(dissenting).
I dissent. In Aldridge v. United States, 283 U.S. 308, 51 S.Ct. 470, 75 L.Ed. 1054 (1931), a judgment of conviction was reversed because the “court failed to ask any question [on voir dire] which could be deemed to cover the subject” of racial prejudice. Id. at 311, 51 S.Ct. at 472 (emphasis added). In Ham v. South Carolina, 409 U.S. 524, 93 S.Ct. 848, 35 L.Ed.2d 46 (1973), the Supreme Court held that nothing requires the trial court “to put the question in any particular form, or to ask any particular number of questions on the subject, simply because requested to do so by petitioner.” Id. at 527, 93 S.Ct. at 850. Indeed, the Supreme Court indicated that either of the general questions propounded by the petitioner in Ham, see p. 912, supra, would have been “sufficient to focus the attention of prospective jurors on any racial prejudice they might entertain.” Id.

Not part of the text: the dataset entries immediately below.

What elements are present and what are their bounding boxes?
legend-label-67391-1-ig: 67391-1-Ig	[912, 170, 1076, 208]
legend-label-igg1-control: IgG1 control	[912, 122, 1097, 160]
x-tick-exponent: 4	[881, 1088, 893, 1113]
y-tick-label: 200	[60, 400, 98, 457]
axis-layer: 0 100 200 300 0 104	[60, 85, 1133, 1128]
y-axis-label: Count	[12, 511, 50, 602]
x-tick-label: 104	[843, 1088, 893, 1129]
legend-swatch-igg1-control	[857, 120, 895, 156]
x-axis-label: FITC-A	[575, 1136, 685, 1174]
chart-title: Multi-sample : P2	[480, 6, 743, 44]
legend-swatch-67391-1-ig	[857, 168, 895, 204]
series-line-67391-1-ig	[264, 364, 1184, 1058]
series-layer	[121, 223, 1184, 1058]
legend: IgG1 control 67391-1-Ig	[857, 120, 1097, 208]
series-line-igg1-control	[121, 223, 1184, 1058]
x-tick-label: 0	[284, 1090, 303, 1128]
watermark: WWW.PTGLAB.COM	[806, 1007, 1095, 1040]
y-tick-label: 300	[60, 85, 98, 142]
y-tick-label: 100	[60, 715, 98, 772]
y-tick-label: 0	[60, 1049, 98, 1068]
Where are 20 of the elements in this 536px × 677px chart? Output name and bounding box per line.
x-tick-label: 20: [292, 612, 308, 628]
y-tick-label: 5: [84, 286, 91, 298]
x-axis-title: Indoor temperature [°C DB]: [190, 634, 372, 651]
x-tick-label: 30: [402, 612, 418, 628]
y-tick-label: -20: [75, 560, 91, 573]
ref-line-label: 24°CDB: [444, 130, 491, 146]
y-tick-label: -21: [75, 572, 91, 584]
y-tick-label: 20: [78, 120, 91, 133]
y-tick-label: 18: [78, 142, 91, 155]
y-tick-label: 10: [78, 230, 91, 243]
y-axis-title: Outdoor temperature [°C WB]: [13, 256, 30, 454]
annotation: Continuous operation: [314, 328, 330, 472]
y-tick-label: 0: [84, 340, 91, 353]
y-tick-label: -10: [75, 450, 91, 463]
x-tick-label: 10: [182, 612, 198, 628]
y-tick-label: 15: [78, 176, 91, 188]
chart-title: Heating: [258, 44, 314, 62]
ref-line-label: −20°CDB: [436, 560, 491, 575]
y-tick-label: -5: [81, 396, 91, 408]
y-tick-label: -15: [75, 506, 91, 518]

Here the trial court made general inquiries, see p. 910, supra, into the area of possible Indian prejudice. This Circuit has specifically approved the use of such general questions in a probe for bias, see United States v. Thompson, 490 F.2d 1218 (8th Cir. 1974) and United States v. Powers, 482 F.2d 941, 944 (8th Cir. 1973), cert. denied, 415 U.S. 923, 94 S.Ct. 1426, 39 L.Ed.2d 479 (1974), and expressly recognized that the scope of inquiry into an area of possible bias is a matter committed to the sound discretion of the trial judge, see United States v. Delay, 500 F.2d 1360 (8th Cir. 1974) and Pope v. United States, 372 F.2d 710, 727 (8th Cir. 1967), vacated on other grounds, 392 U.S. 651, 88 S.Ct. 2145, 20 L.Ed.2d 1317 (1968). Here the majority reasons that the facts in this case warrant deviation from the rules of the Supreme Court and our own Circuit in this respect. Yet the only “facts” advanced in support thereof are that the defendant is a member of a minority race which was involved in a widely-publicized incident in the same district in which the instant crime was committed and that a change of venue in another case was granted for charges arising out of the publicized event. I agree that it would have been preferable to ask individual jurors probing questions to determine possible bias. But under the rule announced in Ham v. South Carolina, supra, 409 U.S. at 527, 93 S.Ct. 848, 35 L.Ed.2d 46, and under the decisions of this Court heretofore cited, the failure to do so was not reversible error.